Wednesday, April 15, 2009
Montenegro to sell stake in main energy supplier
By Nedjeljko Rudovic for Southeast European Times in Podgorica -- 14/04/09
Hoping to boost the energy sector, Montenegro's government has decided to sell nearly 20% of the state electrical company, Electropriveda. The move, however, came after a row between two parties in the ruling coalition -- Prime Minister Milo Djukanovic's Democratic Party of Socialists (DPS) and the smaller Social Democratic Party (SDP), led by parliament speaker Ranko Krivokapic.
The SDP came out against the sale, arguing that strategic economic sectors should remain in state hands. Djukanovic and his party, by contrast, favour privatisation.
According to the prime minister, the state does not function well in the role of owner and entrepreneur.

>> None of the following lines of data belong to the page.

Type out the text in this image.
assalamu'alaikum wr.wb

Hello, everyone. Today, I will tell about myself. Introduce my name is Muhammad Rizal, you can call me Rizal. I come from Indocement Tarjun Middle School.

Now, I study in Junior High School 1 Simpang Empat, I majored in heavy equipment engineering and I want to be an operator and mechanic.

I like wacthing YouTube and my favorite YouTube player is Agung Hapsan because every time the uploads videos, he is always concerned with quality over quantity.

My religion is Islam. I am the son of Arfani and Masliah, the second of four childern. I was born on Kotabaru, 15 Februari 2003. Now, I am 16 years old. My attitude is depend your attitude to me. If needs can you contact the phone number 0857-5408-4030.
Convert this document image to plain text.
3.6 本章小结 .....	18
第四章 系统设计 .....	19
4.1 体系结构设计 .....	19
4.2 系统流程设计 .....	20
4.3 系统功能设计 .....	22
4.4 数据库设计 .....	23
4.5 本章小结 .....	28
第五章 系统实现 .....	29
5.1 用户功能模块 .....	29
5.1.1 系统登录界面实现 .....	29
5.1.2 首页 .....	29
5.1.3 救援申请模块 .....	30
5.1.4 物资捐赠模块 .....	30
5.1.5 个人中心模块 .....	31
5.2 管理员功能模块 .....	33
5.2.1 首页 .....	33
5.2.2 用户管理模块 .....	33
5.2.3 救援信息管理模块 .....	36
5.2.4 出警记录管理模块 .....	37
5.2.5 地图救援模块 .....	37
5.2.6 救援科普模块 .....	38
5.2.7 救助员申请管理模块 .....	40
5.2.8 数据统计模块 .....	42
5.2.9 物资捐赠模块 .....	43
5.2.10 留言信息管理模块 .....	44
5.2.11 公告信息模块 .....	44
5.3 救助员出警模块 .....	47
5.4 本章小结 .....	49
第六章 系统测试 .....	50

Krivokapic, however, has said it is too risky to give private companies the opportunity to control the energy sector.
In 2007, the SDP blocked the planned privatisation of a thermal plant and coal mine in Pljevlja, citing other countries in the region that had decided to maintain state control. This time, however, the DPS was able to persuade its partner to accept the Electropriveda sale, thus avoiding a split ahead of the March parliamentary elections. Potential bidders have until the end of April to submit offers for 18.3% of the company shares.
Out of that amount, 9.15% will be sold from existing capital, with the rest representing new capital, the state-run Agency for Restructuring and Foreign Investment reported.
Qualifying bidders should have produced or distributed at least 1,500 GWh of electricity in the last fiscal year. They must have revenue of at least 250m euros, assets worth at least 500m euros and a credit rating of at least BBB assigned by Standard & Poor's, Fitch, or Moody's.
The investor will enter a five-year management contract and must buy out a stake from small shareholders at the same price it pays the government.
Electropriveda -- 70.6% owned by the state -- reported a 7m-euro loss in 2008. The company's worth is estimated at 1 billion euros. Montenegro has not had new power generation facilities built in the last quarter century, and the country has an annual electricity shortfall of 35%.